The Berlin Philharmonic sounded like a different orchestra after the interval; of course one would not expect Mozart to sound like Walton, or vice versa, but it was more than that. Richly Romantic, there was no denying this sound’s ‘fit’ to the repertoire. (Interestingly, and to my mind highly surprisingly, Karl Böhm had conducted its Berlin Philharmonic premiere in 1958, with William Primrose, whilst the 1961-2 revision, heard here, received its first – and until now, only – performance from the orchestra in 1969 from Giusto Cappone and John Barbirolli). Just two weeks earlier, we had heard Máté Szűcs in the Bartók Viola Concerto; now it was the turn of the orchestra’s other principal viola, Amihai Grosz. If the Bartók is far from my favourite piece by that composer, comparison with Walton’s concerto, in whichever version, does the latter no favours. If, once again, I found myself far from convinced by a work that has a tendency to sound like bits of film music stuck together, then it was not for want of trying from Grosz, the orchestra, or Rattle. The vaguely jazzy sections and those that sound somewhat like Prokofiev are perhaps the most convincing parts of the first movement; they certainly sounded splendid in themselves here. Grosz’s double-stopping, moreover, was to die for. Stravinskian rhythmic precision made its mark in the second movement. All concerned made a great effort to unify the work in its finale. Grosz’s lyricism here – and not just his – made a gorgeous sound indeed. His Reger encore, however – I am not sure offhand from which of the Suites it came – was very much more to my taste. It was lovely to see Rattle sneak in at the back of the stage and sit at the piano to hear it too.

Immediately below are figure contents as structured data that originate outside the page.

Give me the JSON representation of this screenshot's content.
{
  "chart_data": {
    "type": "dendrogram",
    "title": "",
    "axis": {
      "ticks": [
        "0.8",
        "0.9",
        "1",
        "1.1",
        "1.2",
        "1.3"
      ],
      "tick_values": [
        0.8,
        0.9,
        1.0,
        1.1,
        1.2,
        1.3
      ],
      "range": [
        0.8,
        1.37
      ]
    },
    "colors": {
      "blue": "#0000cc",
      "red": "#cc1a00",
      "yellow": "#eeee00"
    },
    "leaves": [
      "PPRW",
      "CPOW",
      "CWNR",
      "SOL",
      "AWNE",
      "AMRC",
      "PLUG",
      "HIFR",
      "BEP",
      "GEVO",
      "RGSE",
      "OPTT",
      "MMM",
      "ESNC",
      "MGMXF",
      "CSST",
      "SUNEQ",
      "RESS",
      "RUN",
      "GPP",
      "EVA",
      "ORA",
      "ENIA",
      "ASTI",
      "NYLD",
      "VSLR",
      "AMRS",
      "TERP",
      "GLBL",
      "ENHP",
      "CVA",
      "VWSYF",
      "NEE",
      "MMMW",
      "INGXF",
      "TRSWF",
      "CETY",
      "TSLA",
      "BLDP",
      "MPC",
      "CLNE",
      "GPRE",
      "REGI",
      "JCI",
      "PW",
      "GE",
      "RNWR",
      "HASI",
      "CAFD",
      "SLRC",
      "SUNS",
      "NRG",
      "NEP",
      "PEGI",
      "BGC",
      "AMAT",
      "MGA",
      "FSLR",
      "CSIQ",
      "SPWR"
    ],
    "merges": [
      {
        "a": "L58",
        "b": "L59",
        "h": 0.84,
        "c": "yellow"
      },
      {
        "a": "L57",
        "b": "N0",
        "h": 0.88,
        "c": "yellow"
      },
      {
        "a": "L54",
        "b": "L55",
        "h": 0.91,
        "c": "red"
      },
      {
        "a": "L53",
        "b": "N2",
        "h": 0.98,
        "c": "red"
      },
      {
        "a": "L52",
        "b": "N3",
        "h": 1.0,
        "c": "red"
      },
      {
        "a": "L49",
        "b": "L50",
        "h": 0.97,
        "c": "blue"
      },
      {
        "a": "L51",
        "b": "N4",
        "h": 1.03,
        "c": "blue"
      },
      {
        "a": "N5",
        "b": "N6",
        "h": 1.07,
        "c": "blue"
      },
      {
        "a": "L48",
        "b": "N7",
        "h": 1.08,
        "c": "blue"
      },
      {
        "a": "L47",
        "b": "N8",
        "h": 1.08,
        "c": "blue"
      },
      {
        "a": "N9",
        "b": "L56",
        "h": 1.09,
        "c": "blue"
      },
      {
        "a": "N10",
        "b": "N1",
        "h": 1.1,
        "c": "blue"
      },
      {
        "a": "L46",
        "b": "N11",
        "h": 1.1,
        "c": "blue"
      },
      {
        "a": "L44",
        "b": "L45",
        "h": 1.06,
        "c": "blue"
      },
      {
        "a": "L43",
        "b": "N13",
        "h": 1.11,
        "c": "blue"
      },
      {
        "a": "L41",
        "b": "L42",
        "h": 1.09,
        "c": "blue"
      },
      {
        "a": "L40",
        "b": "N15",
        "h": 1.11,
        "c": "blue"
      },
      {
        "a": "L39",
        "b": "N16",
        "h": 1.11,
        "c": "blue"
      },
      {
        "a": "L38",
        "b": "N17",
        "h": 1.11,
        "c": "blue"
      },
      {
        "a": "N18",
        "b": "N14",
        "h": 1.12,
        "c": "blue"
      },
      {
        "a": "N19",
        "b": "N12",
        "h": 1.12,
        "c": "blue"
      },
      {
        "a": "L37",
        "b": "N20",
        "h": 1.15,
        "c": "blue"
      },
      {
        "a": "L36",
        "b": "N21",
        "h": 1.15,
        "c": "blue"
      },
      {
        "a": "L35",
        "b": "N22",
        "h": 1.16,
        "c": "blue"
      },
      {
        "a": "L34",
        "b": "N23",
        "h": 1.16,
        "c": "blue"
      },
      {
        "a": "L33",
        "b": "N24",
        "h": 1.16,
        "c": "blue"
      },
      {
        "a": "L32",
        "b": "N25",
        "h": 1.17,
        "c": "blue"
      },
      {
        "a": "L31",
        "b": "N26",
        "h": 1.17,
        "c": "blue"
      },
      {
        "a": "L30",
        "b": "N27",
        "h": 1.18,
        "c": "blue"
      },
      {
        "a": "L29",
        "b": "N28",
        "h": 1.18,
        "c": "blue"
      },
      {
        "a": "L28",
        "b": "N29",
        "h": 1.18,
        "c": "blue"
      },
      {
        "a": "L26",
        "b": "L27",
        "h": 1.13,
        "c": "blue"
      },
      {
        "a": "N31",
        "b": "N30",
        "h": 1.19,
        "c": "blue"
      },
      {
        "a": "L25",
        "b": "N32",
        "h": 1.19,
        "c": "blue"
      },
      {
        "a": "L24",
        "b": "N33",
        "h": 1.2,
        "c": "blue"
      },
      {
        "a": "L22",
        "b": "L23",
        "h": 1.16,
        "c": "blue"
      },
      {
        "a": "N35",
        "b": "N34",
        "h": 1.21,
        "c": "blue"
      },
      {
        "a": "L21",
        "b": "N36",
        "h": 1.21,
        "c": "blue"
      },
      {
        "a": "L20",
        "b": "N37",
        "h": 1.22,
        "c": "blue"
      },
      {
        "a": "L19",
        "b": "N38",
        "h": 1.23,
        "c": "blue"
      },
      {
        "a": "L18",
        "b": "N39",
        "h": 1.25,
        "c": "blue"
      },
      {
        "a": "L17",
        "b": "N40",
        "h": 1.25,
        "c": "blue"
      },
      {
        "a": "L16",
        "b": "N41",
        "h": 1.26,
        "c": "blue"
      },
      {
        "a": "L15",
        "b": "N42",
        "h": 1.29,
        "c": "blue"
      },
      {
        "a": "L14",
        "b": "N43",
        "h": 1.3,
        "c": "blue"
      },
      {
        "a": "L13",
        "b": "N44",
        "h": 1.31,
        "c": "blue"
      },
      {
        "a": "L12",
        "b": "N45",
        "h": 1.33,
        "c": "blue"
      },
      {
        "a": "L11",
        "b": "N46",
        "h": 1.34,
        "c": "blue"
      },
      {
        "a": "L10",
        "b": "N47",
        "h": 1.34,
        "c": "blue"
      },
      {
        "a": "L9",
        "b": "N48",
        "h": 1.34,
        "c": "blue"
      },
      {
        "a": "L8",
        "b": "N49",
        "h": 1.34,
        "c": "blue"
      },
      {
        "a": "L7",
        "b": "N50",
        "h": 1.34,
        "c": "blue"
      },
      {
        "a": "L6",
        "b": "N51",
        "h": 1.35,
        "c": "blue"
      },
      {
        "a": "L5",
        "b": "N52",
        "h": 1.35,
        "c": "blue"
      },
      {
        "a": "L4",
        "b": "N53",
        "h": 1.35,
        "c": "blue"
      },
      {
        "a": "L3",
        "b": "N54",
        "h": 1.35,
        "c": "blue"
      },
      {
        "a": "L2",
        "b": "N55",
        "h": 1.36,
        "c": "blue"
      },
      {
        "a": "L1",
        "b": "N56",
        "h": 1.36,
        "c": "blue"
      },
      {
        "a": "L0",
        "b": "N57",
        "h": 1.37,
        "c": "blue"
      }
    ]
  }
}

I tried too with Kodály’s Háry Janos Suite. Perhaps trying was the problem, for it is fun enough in its way, if perhaps a little laboured in the fifth movement. The Prelude is in many ways impressive – and certainly proved so in performance, lower strings offering more than a hint of Bluebeard Bartók (in which I had heard them earlier this year). There are worse models, far worse models! The festive quality to the Vienna Musical Clock movement was relished. And violist Naoko Shimizu played her opening to the third movement, the ‘Song’, with a beauty of tone that, in context, hinted at a link, however, strained, with Walton. It is always fun – well, nearly always – to hear the cimbalom too, and we most certainly did on this occasion, if rather less imaginatively (writing, not performance) than I had earlier this week in Jörg Widmann’s Zweites Labyrinth. The Berlin brass’s performance was truly outstanding in ‘The Battle and Defeat of Napoleon’, and so on. It was an enjoyable performance in itself; quite what its connection with Walton or Mozart might have been remained obscure.